Complexity Analysis Project

All tests, including those produced by the Examinations Institute, are instruments that are designed to measure student knowledge. Because they are making a measurement, they are susceptible to error, and the Institute is keenly interested in understanding and minimizing sources of measurement error resultant from the use of ACS Exams.

As is evident from the fact that people can be trained to be good “test takers,” there are components of any test that provide information that influences student responses. These influences may, or may not be, related to the content knowledge being tested. One area where this is particularly true lies in the complexity of the items on an exam. Because of the nature of human cognition, this complexity provides one way to analyze ways that the item affects the measurement of content understanding.

This project is essentially derived from work in the concept of cognitive load – the amount of information that is used to accomplish a cognitive task is referred to the load.

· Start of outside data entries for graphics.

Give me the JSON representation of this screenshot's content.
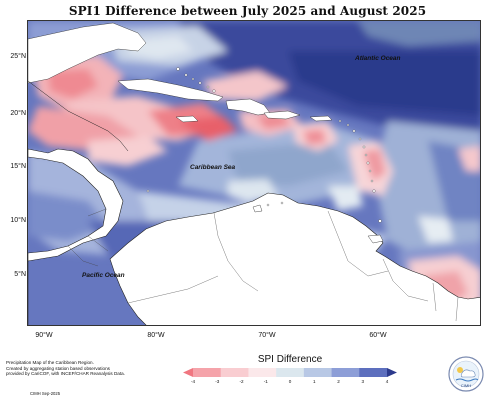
{
  "title": "SPI1 Difference between July 2025 and August 2025",
  "lat_labels": [
    "25°N",
    "20°N",
    "15°N",
    "10°N",
    "5°N"
  ],
  "lon_labels": [
    "90°W",
    "80°W",
    "70°W",
    "60°W"
  ],
  "regions": {
    "atlantic": "Atlantic Ocean",
    "caribbean": "Caribbean Sea",
    "pacific": "Pacific Ocean"
  },
  "credits": {
    "line1": "Precipitation Map of the Caribbean Region.",
    "line2": "Created by aggregating station based observations",
    "line3": "provided by CariCOF, with INCEP/CHAR Reanalysis Data.",
    "sub": "CIMH Sep-2025"
  },
  "legend": {
    "title": "SPI Difference",
    "ticks": [
      "-4",
      "-3",
      "-2",
      "-1",
      "0",
      "1",
      "2",
      "3",
      "4"
    ],
    "colors": [
      "#f07680",
      "#f5a3aa",
      "#f9cdd1",
      "#fbe8ea",
      "#dbe7ee",
      "#b8c8e5",
      "#8d9ed7",
      "#5d6fbe",
      "#2c3a8c"
    ]
  },
  "logo": {
    "text": "CIMH"
  }
}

Everybody has limitations on the amount of information that can be part of the active, working memory. This idea was first articulated by George Miller in the 1950s, and in chemistry education was significantly advanced by Alex Johnstone (winner of the ACS Award for Achievement in Research for the Teaching and Learning of Chemistry) and his co-workers.

At the Examinations Institute, we have devised a rubric to help us assign the complexity of the items on any multiple-choice exam, and we have applied this rubric to items on ACS Exams. Current research has been focused on analyzing the validity of this method of assessing item complexity and on determining if the construct is measurable in statistical analysis. To date, results are encouraging, and we expect to be able to use complexity analysis as the key cognitive dimension for the analysis of ACS Exams for the purpose of aligning our exams in terms of both cognition and content knowledge.